Forty-two new sermons last year. And, as I thought about that, most of those sermons will never be preached again. New themes, new needs, new concerns, will lead me to writing a batch of new sermons for this year.
I wondered how many hours were put into those 42 new sermons from last year? I wonder how many books and articles I researched to develop those sermons? More than that, I wondered if any of those 42 sermons did any good? Did someone get closer to the Lord because of one of those 42 sermons? Was faith made stronger? Were questions answered? Was fear and doubt chased away? Will anyone remember any of these 42 sermons? Will I remember any of them?
On my shelves I have many, many books of printed sermons from long ago that belonged to some preachers of earlier generations. I collected them mostly for historical reasons. I wonder how many of those old sermons were ever preached again? Now, add the thought that I have been doing this for more than forty years and many of those years I preached twice on Sunday. The number of sermons reach into the thousands.

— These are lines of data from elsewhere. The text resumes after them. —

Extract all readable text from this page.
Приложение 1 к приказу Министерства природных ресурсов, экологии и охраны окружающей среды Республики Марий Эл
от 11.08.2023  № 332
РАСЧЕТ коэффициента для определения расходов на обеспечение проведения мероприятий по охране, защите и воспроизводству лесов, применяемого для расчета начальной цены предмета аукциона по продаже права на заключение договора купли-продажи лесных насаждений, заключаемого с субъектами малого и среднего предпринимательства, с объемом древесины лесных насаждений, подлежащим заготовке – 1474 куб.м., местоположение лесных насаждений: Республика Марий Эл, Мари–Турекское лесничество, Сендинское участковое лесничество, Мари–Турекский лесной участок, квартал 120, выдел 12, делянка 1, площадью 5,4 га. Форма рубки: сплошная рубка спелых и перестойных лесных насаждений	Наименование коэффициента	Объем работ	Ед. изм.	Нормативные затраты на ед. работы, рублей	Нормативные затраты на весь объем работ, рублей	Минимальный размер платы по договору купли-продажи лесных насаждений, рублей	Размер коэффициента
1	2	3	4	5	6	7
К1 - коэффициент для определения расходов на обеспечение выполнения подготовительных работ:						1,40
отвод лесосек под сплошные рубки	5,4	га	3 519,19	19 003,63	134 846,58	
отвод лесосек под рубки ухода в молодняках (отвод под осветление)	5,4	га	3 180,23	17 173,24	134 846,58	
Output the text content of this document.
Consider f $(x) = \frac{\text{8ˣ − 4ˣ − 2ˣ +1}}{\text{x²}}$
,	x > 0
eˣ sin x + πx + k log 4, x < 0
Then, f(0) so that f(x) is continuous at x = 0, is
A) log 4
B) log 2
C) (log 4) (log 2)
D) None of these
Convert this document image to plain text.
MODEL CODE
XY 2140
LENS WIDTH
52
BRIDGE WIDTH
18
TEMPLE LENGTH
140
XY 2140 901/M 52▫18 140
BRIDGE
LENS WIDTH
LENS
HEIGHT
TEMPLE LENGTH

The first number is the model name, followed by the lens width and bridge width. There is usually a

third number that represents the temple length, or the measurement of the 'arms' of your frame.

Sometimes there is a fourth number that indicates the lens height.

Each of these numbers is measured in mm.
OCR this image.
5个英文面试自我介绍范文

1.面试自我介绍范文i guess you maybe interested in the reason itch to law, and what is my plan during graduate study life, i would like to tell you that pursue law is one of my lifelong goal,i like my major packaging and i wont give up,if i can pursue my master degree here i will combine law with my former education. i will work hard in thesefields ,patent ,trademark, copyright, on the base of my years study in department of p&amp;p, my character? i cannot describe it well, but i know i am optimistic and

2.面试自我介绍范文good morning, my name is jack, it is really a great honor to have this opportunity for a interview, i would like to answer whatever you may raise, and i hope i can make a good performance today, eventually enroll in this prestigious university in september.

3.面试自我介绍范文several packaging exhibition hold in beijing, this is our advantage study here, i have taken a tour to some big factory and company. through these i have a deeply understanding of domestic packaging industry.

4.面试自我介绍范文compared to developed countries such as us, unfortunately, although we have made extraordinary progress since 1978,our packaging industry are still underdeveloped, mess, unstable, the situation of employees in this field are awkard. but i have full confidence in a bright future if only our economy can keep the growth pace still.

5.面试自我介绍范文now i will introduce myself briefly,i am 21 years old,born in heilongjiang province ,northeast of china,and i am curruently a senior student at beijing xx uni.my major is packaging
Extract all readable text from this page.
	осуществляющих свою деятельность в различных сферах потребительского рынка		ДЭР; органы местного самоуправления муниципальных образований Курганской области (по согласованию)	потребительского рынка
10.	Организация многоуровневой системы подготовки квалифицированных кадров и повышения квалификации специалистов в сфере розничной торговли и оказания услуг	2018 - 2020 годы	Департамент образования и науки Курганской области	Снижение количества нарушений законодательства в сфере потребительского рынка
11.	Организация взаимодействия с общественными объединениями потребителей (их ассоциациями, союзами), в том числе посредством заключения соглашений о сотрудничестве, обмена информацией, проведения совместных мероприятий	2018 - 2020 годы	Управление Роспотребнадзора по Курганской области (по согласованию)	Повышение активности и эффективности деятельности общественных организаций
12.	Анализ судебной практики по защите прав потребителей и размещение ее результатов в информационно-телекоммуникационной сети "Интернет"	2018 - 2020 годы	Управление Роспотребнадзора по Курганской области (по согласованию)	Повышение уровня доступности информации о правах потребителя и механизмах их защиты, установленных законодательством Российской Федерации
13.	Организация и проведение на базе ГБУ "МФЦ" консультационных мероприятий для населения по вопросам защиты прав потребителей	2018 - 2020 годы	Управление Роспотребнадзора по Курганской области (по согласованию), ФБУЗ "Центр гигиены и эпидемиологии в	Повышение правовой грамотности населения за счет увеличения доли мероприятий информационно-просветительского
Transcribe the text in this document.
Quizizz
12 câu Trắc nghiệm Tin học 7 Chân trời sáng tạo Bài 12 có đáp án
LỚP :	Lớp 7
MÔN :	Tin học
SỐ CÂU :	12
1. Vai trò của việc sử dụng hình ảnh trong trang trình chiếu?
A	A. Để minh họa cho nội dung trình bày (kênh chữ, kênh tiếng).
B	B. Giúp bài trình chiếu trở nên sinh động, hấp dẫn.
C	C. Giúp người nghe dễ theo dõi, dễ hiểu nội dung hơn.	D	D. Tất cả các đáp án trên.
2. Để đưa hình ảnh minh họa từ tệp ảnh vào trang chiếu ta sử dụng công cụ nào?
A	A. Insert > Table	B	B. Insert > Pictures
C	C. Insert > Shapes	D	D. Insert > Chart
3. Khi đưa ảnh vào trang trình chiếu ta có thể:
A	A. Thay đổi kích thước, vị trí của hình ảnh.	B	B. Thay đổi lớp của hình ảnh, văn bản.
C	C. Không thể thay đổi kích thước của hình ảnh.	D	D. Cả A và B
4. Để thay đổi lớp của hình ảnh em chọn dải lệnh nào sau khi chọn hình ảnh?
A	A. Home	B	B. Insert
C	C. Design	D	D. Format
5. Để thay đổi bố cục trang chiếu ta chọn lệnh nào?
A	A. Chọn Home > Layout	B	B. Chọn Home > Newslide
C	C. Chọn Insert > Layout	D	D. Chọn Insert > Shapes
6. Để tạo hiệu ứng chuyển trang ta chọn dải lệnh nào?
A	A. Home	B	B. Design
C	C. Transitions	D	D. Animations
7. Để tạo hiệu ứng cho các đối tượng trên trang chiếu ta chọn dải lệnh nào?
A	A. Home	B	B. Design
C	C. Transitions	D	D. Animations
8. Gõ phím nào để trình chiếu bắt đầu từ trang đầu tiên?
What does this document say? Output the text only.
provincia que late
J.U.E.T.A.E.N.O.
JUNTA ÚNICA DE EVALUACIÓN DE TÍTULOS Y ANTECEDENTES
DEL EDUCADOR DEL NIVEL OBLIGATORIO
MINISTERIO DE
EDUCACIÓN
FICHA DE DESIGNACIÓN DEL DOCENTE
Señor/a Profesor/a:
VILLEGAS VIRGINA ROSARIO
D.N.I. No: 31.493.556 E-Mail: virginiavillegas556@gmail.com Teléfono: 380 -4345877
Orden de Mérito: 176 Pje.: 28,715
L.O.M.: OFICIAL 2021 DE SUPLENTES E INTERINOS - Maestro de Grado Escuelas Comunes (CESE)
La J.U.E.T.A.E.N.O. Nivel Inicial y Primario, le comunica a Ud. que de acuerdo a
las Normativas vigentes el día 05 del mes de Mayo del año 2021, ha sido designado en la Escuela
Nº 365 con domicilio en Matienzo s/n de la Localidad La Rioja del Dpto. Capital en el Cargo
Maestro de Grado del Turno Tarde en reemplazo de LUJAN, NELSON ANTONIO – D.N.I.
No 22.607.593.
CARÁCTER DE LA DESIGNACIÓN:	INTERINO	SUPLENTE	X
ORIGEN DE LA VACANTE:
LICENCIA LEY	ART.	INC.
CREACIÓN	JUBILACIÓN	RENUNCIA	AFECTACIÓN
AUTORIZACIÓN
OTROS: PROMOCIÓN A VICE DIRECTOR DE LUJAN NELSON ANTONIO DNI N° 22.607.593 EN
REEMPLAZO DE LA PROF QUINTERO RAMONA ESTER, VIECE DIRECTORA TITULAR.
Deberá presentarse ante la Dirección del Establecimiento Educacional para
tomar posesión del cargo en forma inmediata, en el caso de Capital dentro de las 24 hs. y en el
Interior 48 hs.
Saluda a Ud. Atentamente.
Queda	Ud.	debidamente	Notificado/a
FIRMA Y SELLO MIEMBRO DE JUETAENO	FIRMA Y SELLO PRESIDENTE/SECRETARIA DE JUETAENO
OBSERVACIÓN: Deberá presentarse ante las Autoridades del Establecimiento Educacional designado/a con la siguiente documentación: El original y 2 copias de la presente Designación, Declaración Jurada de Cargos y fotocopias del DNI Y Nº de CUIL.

All of this takes us to our passage today. Paul preached. He tells us that he preached because he was trying to persuade people. It wasn’t because it’s Sunday and we have to have a sermon. His sermons, as all sermons ought to, had a purpose, a direction and an intention. He was trying to lead people to Jesus.
Here are some thoughts:
First, there isn’t going to be one sermon that does everything for you. Sermons are not Heaven’s vitamins that will give you 100% of all that you need. Sermons are for the moment. Much like the dinners that my wife makes. I have no way of knowing how many she made last year. She’s a great cook, but to be honest I don’t remember many of them. There are a few that stand out, but all of them helped me for the moment. None of the meals were enough that I didn’t have to ever eat again after that.
Second, when we preachers try to make every sermon the best that we can, we are truly being the diligent student of God’s word that we need to be. After forty years, I could put together some simple thoughts in ten minutes. But I would know that. God would know that. And, if God has given His best, then I need to do my best. I need to study hard. I need to make everything the best that I can.
How easy it is to cut corners, change titles and just recycle old sermons over and over, convincing ourself by believing, ‘No one will notice or even care in five years.’ But is that what you want others to do? Is this bringng excellence to the table?
Third, the cumulative effort of teaching solid, powerful, and needful sermons builds a strong congregation. One sermon alone may not do much, but it’s just one piece of a larger picture that shows integrity of God’s word, and the Scriptural basis of doing things. The culture or DNA of a congregation can be changed this way. In time, people who hear you week after week, see the seriousness that you place upon God’s word. That impacts how they come to look at the Bible and how they approach problems and issues in their own lives.
Forty-two sermons…it’s just what I was supposed to do.